Tom Brown’s Journey to Rugby

At three o’clock on a cold, frosty February morning in 1834, his father put him on an express stagecoach bound for Rugby. Thomas had an outside seat next to the guard who looked after him during the journey.
A typical scene at a 19th Century Coaching Inn

Judge Thomas Hughes, who wrote Tom Brown’s Schooldays, presided over County Courts in South Cheshire. The book is an autobiographical novel about his early life.

His father sent him to Rugby School when he was eleven. In the book, he describes his first journey to school.

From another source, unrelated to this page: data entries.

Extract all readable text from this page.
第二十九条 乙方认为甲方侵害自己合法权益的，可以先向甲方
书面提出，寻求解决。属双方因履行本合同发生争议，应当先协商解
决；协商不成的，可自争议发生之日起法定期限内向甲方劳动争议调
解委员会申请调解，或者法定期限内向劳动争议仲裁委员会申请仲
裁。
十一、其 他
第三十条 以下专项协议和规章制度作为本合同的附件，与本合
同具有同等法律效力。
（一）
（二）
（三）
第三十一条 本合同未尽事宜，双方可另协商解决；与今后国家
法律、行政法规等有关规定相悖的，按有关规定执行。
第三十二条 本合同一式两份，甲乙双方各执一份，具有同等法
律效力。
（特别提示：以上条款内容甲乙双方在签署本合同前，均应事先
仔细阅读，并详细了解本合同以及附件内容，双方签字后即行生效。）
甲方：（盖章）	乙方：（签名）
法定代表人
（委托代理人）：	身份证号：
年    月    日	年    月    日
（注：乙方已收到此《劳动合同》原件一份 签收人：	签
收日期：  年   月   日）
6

At three o’clock on a February morning in 1834, his father put him on an express stagecoach bound for Rugby. Thomas had an outside seat next to the guard who looked after him during the journey. It was a bitterly cold and frosty morning. He was given a glass of hot beer and rum to keep out the cold. Yet, he was still half-frozen when the coach stopped for breakfast at a coaching inn.

“Twenty minutes here, gentlemen,” says the coachman as they pull up at half past seven at the inn door.

Have we not endured nobly this morning, and is not this a worthy reward for much endurance? We enter a low, dark, wainscoted room whose walls are hung with sporting prints. A hatstand is by the door, with a whip or two in it. They belong to commercial travellers who are still snug in bed. The room has a blazing fire, casting a warm and inviting glow. There is quaint old glass over the mantelpiece… The table is covered with the whitest of cloths and china dishes full of food. There is a pigeon pie, a ham, cold beef cut from a mammoth ox and a large loaf of bread. The stout head waiter comes, puffing under a tray of hot viands. On the tray are kidneys, roast beef, rashers of bacon, poached eggs, buttered toast, muffins, tea and coffee. The table can never hold it all. The cold meats are taken off the table and put on the sideboard. They were there for show and to give us an appetite. And now fall on gentlemen all.

“Tea or coffee sir?” says the head waiter coming round to Tom.

“Coffee, please,” says Tom, with his mouth full of muffins and kidneys. Coffee is a treat to him; tea is not.

Our coachman has breakfast with us. He eats cold beef and drinks a tankard of ale brought to him by the barmaid.

For breakfast, Tom had kidney and pigeon pie. He drank coffee, and his little skin became ‘as tight as a drum.’ After breakfast, he paid the head waiter and boarded the stagecoach to continue his journey.